Im just doing research right now but any information and advise would be greatly appreciated 
Thanks all


----------



## CCSII (Jan 3, 2008)

Why couldn't you run battery power at a track power layout?


----------



## TonyWalsham (Jan 2, 2008)

If you do battery R/C right you can run all day without changing any batteries in the loco.


----------



## tblagg (Jun 29, 2008)

1. Would it be possible to add battery power and also keep my DC for when I want to run at other track powered layouts? Yep it is absolutely possible. 
2. Is the conversion a one way street or can I have it both ways? You can have it both ways (especially with newer Aristo Craft). 
3. Who would have the best equipment for the buck to set up my Locos for battery and what (in anyones advise) would I need to convert them?
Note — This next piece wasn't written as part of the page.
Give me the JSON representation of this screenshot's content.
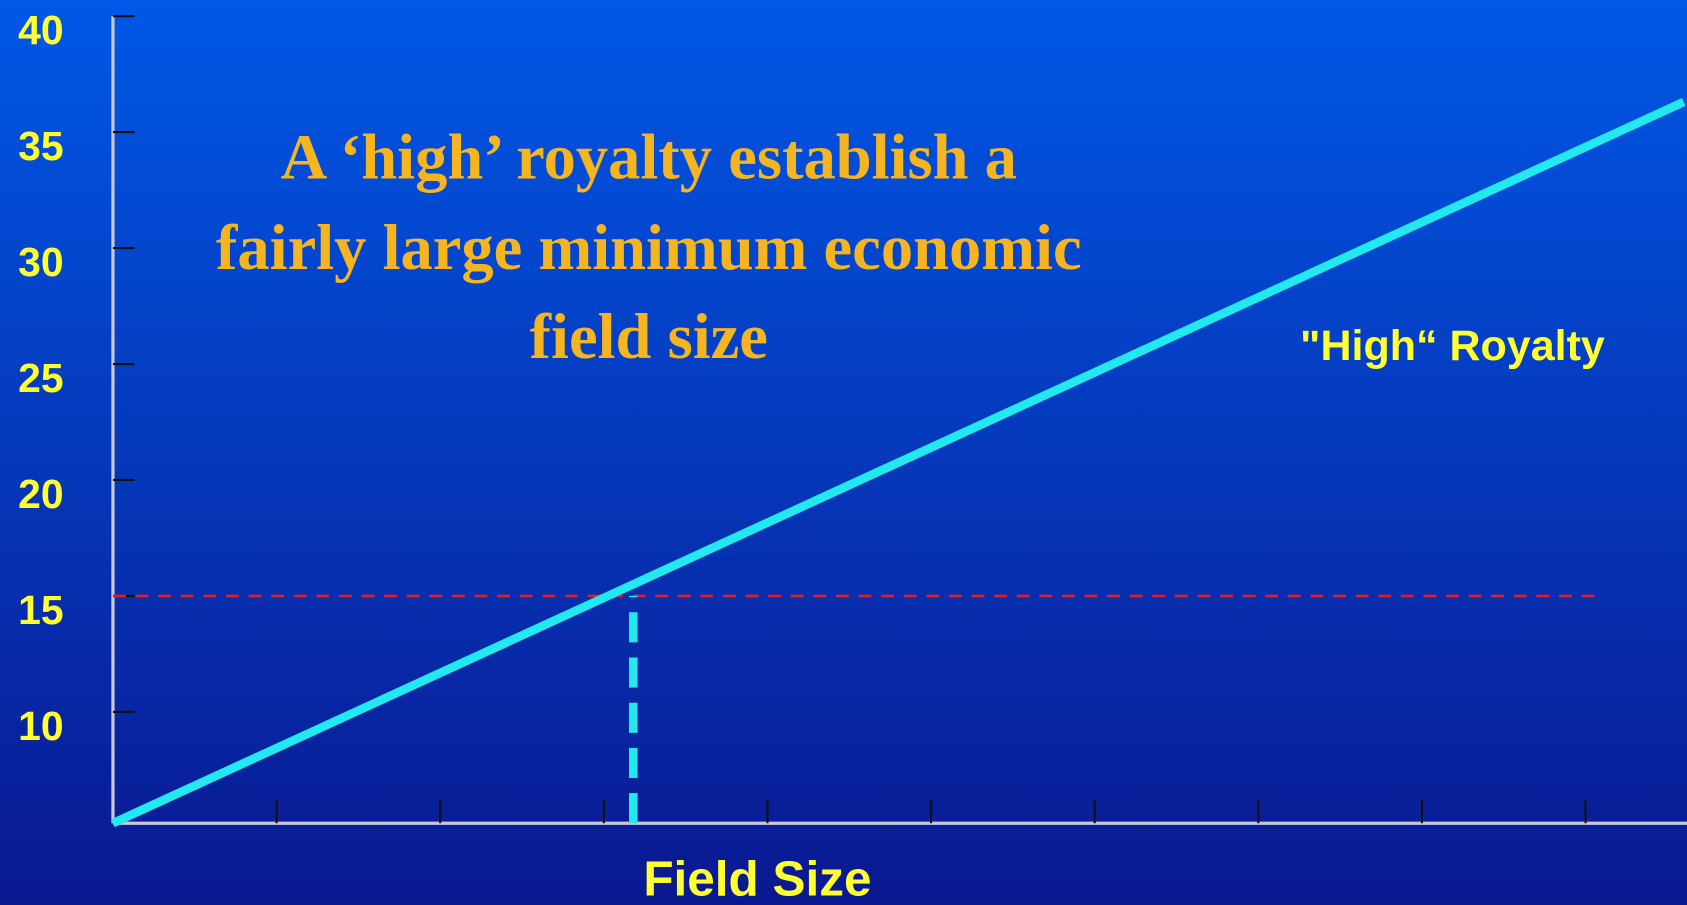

Aristo Craft makes locomotives with switch set ups to perform exactly what you want to do. They also sell an R/C set up to install in their locos. It is called Train Engineer (TE). HOWEVER...other good R/C companies such as RCS, Airwire 900, and some others are out there also that work quite well. All the brands have their pros and their cons. You'll have to do your homework to figure out what it is you want your trains to do. 

Tim


----------



## Torby (Jan 2, 2008)

Why couldn't you run battery power at a track power layout? 




I do that all the time. A battery loco is a great accessory to a track powerd layout.


----------



## billsharron (Jan 3, 2008)

It is no problem at all. I just rewired an Annie using the switch in then smoke box to allow me to switch between battery power and track power. It works perfectly. In my case I use the track power to continually run one train while operating several others on battery.


----------



## Torby (Jan 2, 2008)

Sure. The newer Aristo locos have a track/battery switch.


----------



## MasonsDad (Feb 7, 2008)

Thanks Gang , this information is very well recieved and will be put to use


----------